Тотчас же я получил удар в скулу. Это сделал боцман. Я кинулся на него с ножом, но был обезоружен матросами. Оказалось потом, что это было подстроено по уговору, и напрасно я кричал, что виноват тот, кто научил меня прикурить от лампадки, – боцман твердил. «Ты сам-то не понимаешь, что ли?»
Не прошло часа после моего появления на «Платоне», как боцман поставил меня на вахту у сходни. Нельзя придумать занятия легче для новичка, но мое самолюбие было задето, – я хотел работать как матрос, стать сразу матросом. О том я заявил старшему помощнику.
Тогда меня, после обеда, посадили на подвесную к борту доску, рядом с Врановским – соскребать железным скребком старую краску. Я с увлечением принялся за работу и устал как собака. На другой день мне пришлось убирать и мести в трюме, чистить «медяшку», мыть палубу, то есть работать как матросу. Кроме того, произошло так называемое «перетягиванье»: пароход подтягивали канатами, вручную, к другому месту мола.
По непривычности мои руки стали болеть, на ладонях появились водяные нарывы (мозоли).

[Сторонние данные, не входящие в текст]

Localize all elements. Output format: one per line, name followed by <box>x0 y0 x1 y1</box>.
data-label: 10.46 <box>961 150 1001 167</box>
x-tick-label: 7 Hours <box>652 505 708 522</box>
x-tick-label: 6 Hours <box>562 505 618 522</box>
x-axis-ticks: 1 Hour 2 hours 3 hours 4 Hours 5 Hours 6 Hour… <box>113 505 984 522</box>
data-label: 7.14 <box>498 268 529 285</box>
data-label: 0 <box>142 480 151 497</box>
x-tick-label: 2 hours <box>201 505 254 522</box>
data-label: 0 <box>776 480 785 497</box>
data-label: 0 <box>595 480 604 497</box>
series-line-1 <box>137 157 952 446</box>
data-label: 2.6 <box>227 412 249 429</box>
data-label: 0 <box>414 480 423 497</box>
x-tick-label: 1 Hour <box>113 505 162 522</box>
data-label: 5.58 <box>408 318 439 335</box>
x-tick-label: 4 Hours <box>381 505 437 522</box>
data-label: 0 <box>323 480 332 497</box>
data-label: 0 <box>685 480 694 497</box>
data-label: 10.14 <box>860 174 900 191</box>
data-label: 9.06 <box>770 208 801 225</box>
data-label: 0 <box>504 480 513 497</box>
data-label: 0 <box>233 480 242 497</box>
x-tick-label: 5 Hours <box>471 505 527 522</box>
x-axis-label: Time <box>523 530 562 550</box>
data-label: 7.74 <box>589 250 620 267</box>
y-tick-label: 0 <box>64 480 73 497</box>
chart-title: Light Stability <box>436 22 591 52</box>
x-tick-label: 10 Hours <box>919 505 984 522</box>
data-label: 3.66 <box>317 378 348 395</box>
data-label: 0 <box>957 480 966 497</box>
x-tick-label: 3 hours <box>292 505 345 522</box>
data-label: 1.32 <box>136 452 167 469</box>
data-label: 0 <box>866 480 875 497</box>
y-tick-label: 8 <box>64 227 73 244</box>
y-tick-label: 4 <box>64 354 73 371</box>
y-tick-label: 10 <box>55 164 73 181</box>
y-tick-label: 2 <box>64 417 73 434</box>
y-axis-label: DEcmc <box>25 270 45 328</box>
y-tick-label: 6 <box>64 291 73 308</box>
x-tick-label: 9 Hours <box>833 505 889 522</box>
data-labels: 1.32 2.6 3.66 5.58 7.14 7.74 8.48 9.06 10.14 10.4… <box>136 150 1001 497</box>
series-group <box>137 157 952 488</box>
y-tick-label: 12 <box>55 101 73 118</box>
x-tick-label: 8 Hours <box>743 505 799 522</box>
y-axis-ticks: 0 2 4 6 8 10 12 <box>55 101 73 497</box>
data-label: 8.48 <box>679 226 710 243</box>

Пальцы плохо сгибались. Но хуже всего такого был послеобеденный отдых, он продолжался с 12 до 1 часу дня; этот час включал также обед, после которого властно тянуло ко сну. Короткий сон так морил и расслаблял, что с отвращением я начинал опять работать.
Скоро началась погрузка. Я был снова поставлен к сходне, но уже не жалел об этом, – единственно хотел бы я управлять лебедкой.
День проходил знойно, шумно. В 8 часов утра баковый колокол звонил к завтраку (он продолжался полчаса), в 12 – к обеду, в 1 час – на работу. В 6 часов вечера колокол звонил конец рабочего дня, двумя ударами.
Я хотел звонить в колокол, но мне не давали делать это, так как требовалась отчетливость сильного двойного удара по обоим краям небольшого колокола. Впоследствии пришлось звонить; однако не так хорошо, как другие».